South Africa escaped the FATF (Financial Action Task Force) grey list in October 2025, but renewed FATF pressure is now possible within months. According to Business Day, findings from the Madlanga commission linking law-enforcement to cartel activity raise concerns that South Africa may not sustain the AML/CTF reforms required for delisting. The FATF placed South Africa on its grey list in February 2023 for weaknesses in anti-money laundering and counter-terrorist financing frameworks. South Africa responded with a 22-point action plan, and an on-site review led to formal removal on 24 October 2025. The European Union also removed South Africa from its high-risk third-country list on 29 January 2026. However, the next mutual evaluation by the FATF is scheduled to start in the first half of 2026 and run until around October 2027. It will test whether reforms are maintained and whether enforcement mechanisms are working.

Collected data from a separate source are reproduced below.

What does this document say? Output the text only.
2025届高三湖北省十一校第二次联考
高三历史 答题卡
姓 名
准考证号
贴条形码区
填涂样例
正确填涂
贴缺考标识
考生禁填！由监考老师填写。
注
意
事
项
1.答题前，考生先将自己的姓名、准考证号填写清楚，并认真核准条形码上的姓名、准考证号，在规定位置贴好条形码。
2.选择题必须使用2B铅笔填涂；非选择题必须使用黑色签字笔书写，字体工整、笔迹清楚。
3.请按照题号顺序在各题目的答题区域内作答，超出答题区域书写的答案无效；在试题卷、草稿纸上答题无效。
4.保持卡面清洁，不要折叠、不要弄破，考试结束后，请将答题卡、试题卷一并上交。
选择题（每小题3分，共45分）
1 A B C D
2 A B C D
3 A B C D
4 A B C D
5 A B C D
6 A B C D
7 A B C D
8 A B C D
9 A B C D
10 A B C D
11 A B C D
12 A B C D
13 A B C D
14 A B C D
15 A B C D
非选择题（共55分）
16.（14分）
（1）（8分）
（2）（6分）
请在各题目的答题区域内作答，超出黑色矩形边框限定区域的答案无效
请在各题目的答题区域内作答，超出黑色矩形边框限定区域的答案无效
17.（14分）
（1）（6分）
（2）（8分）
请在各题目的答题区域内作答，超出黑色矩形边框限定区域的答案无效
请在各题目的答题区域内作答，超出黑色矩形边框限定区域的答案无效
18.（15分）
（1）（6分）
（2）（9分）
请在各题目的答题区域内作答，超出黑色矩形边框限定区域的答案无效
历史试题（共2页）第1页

Business Day highlights key weak points that could trigger FATF scrutiny: beneficial ownership transparency that remains incomplete, slow prosecutions for money laundering and terrorist financing, and high-risk sector oversight that has not kept pace with the action plan. For crypto and financial services, South Africa has built a FATF-aligned framework for crypto asset service providers, including Travel Rule requirements effective April 2025. If FATF concerns return, compliance obligations could tighten, increasing costs and operational friction for exchanges and other providers—especially because the reported issues sit in traditional enforcement (police and prosecution), not just regulations on paper. The government has a narrow window ahead of the 2026 evaluation to address the Madlanga commission findings.
Bearish
This is likely bearish for risk appetite in South Africa–linked crypto markets because the probability of FATF relisting signals tighter scrutiny and higher compliance friction. In the short term, traders may expect exchange operators and banks to pull back on certain services, slow onboarding, or increase compliance spend as regulators anticipate harsher enforcement. That can reduce liquidity and raise spreads. In the medium to long term, the effect depends on whether reforms are sustained through the 2026–2027 FATF mutual evaluation. Historically, when jurisdictions face renewed FATF attention after a grey-list escape, the market often prices in “regulatory overhang” before official outcomes—similar to how compliance headlines can trigger temporary de-risking even before any formal bans or blacklists are issued. Because the article points to enforcement failures in police/prosecution (not just policy gaps), the market may also view the risk of real-world implementation as higher. That makes negative sentiment more persistent until clear remediation steps are demonstrated. Overall, expect elevated volatility around compliance/regulatory news flow rather than a clean catalyst for sustained upside.